Nach der Wärmelampe auf die Wiese
Doch zurück zu den „Willis“, wie Röbbecke-Niermann seine Hühner liebevoll nennt. Die Tiere kamen als Küken auf dem Hof an und haben ihre ersten Wochen in einem kleinen zum Stall umgebauten Gartenhaus verbracht. Unter einer Wärmelampe im mitwachsenden Nest. Als es nun so warm wurde, hat Bauer Röbbecke-Niermann den Wechsel ins Freiland vorgezogen. Und ist mit seinen Gedanken seitdem weit mehr bei dem Federvieh als zuvor.
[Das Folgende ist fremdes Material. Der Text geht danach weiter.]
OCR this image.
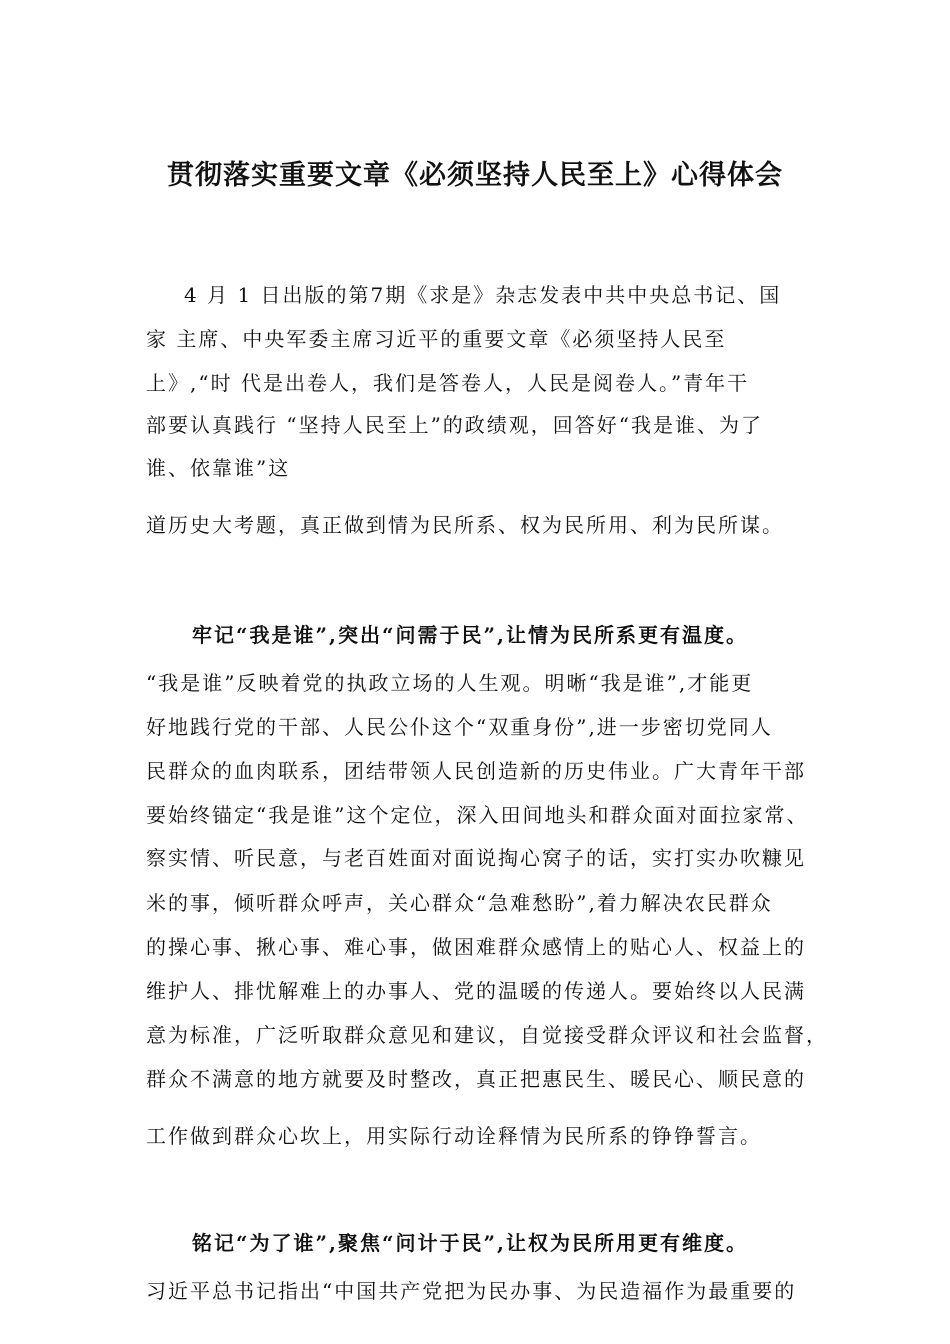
贯彻落实重要文章《必须坚持人民至上》心得体会
4 月 1 日出版的第7期《求是》杂志发表中共中央总书记、国
家 主席、中央军委主席习近平的重要文章《必须坚持人民至
上》,“时 代是出卷人，我们是答卷人，人民是阅卷人。”青年干
部要认真践行 “坚持人民至上”的政绩观，回答好“我是谁、为了
谁、依靠谁”这
道历史大考题，真正做到情为民所系、权为民所用、利为民所谋。
牢记“我是谁”,突出“问需于民”,让情为民所系更有温度。
“我是谁”反映着党的执政立场的人生观。明晰“我是谁”,才能更
好地践行党的干部、人民公仆这个“双重身份”,进一步密切党同人
民群众的血肉联系，团结带领人民创造新的历史伟业。广大青年干部
要始终锚定“我是谁”这个定位，深入田间地头和群众面对面拉家常、
察实情、听民意，与老百姓面对面说掏心窝子的话，实打实办吹糠见
米的事，倾听群众呼声，关心群众“急难愁盼”,着力解决农民群众
的操心事、揪心事、难心事，做困难群众感情上的贴心人、权益上的
维护人、排忧解难上的办事人、党的温暖的传递人。要始终以人民满
意为标准，广泛听取群众意见和建议，自觉接受群众评议和社会监督，
群众不满意的地方就要及时整改，真正把惠民生、暖民心、顺民意的
工作做到群众心坎上，用实际行动诠释情为民所系的铮铮誓言。
铭记“为了谁”,聚焦“问计于民”,让权为民所用更有维度。
习近平总书记指出“中国共产党把为民办事、为民造福作为最重要的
Denn draußen lauern zahlreiche Gefahren. Zwei verspiegelte Glaskugeln sollen zum Beispiel Habichte abhalten, die sich selbst im Anflug in der Kugel sehen. „Da wird ihr Spiegelbild immer größer, das soll sie abschrecken“, sagt Johannes Röbbecke-Niermann. Ein Tarnnetz der Bundeswehr schützt die Hühner ebenfalls vor Greifvögeln. „Nur die Krähen vom Friedhof machen uns noch Sorgen“, sagt der Landwirt.
Gefahr durch den Fuchs
Und natürlich der Fuchs. Davon gebe es inzwischen so viele, dass sie nachts über den Hof schleichen. Also haben Röbbecke-Niermann und sein Sohn den mobilen Hühnerstall mit einer besonderen Fuchssicherung versehen. „Normalerweise wird ein solcher Stall ohne Boden auf die Wiese gestellt“, erklärt er. „Wir hatten aber Angst, dass sich der Fuchs unten durchgräbt.“ Also hocken die Hühner nun im Stroh oder auf ihrer Stange, sicher geschützt vor einem für sie gefährlichen Räuber.
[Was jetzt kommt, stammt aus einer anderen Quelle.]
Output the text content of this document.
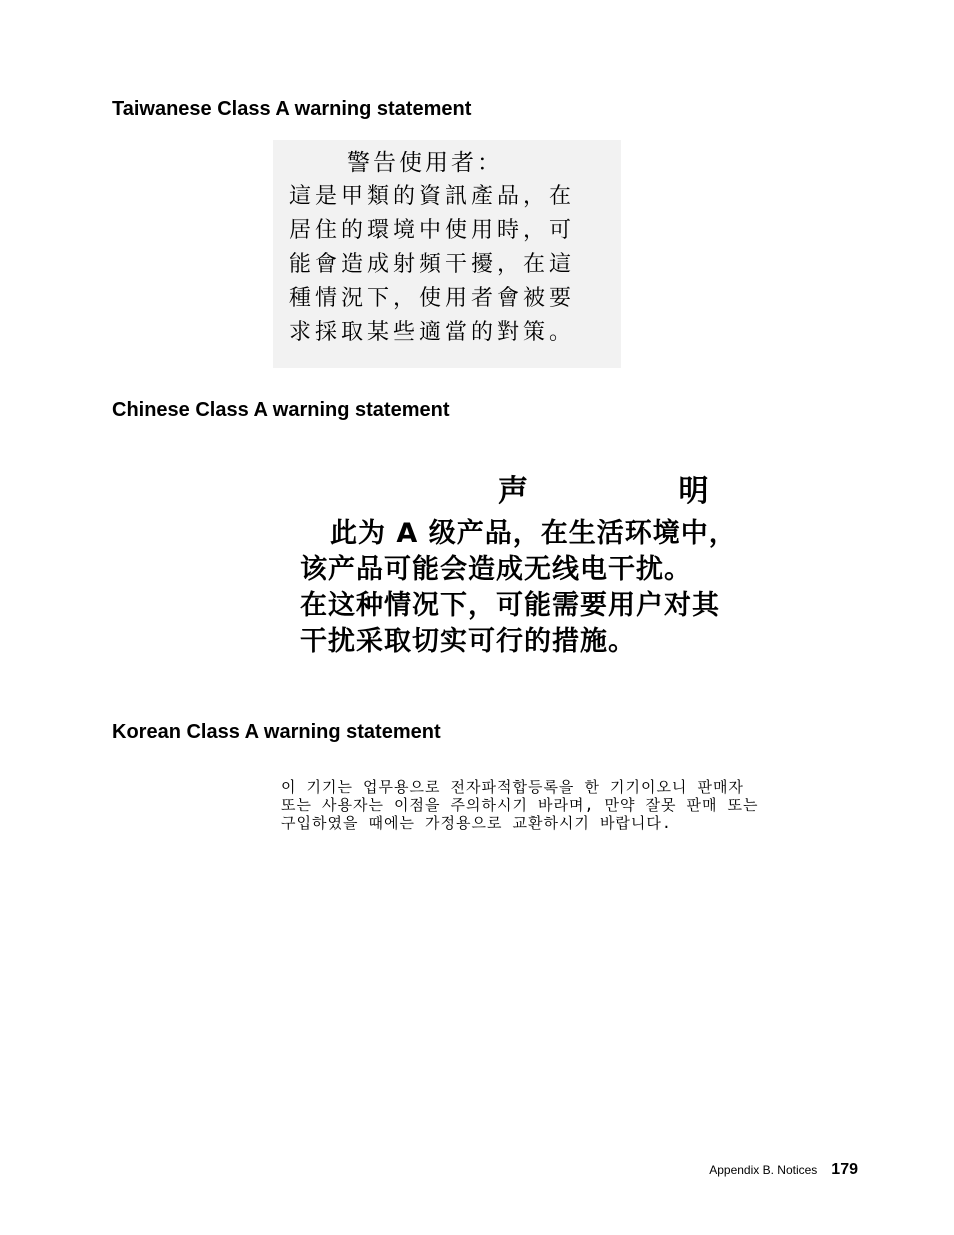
Taiwanese Class A warning statement
警告使用者：
這是甲類的資訊產品，在
居住的環境中使用時，可
能會造成射頻干擾，在這
種情況下，使用者會被要
求採取某些適當的對策。
Chinese Class A warning statement
声 明
此为 A 级产品，在生活环境中，
该产品可能会造成无线电干扰。
在这种情况下，可能需要用户对其
干扰采取切实可行的措施。
Korean Class A warning statement
이 기기는 업무용으로 전자파적합등록을 한 기기이오니 판매자
또는 사용자는 이점을 주의하시기 바라며, 만약 잘못 판매 또는
구입하였을 때에는 가정용으로 교환하시기 바랍니다.
Appendix B. Notices 179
Sehr lange währt das Hühnerglück aber nicht. Siebzig Tage braucht es, bis die Tiere schlachtreif sind. Immerhin dürfen die Bio-Hühner und Hähnchen damit fast doppelt so lange scharren und picken wie ihre konventionell aufgezogenen Artgenossen. Gut zwei Kilo bringen die Tiere schließlich auf die Waage, wenn sie nach Fröndenberg zu einem zertifizierten Schlachtbetrieb gebracht werden. Kehren sie zerlegt und vakumiert wieder in die Fleischtheke des Bio-Ladens zurück, soll schon eine zweite Generation Küken im Stall hocken. „Das gehört dazu“, sagt Bauer Röbbecke-Niermann. Und denkt schon weiter. Man müsse vor allem bei der Züchtung in Zukunft darauf schauen, dass zum Beispiel nicht mehr so viele männliche Küken sinnlos getötet werden. „Wir brauchen Rassen, die vielleicht nicht so viele Eier legen, aber dafür auch als Fleischlieferant taugen“, formuliert er seine Wünsche nicht nur an die ökologische Landwirtschaft.
Bewusster Fleischkonsum, eine verantwortliche Tierhaltung und regionale Vermarktung – das sollte am Ende der Diskussion stehen. Die kleine Hühnerschar in Ende könnte ein Anfang sein.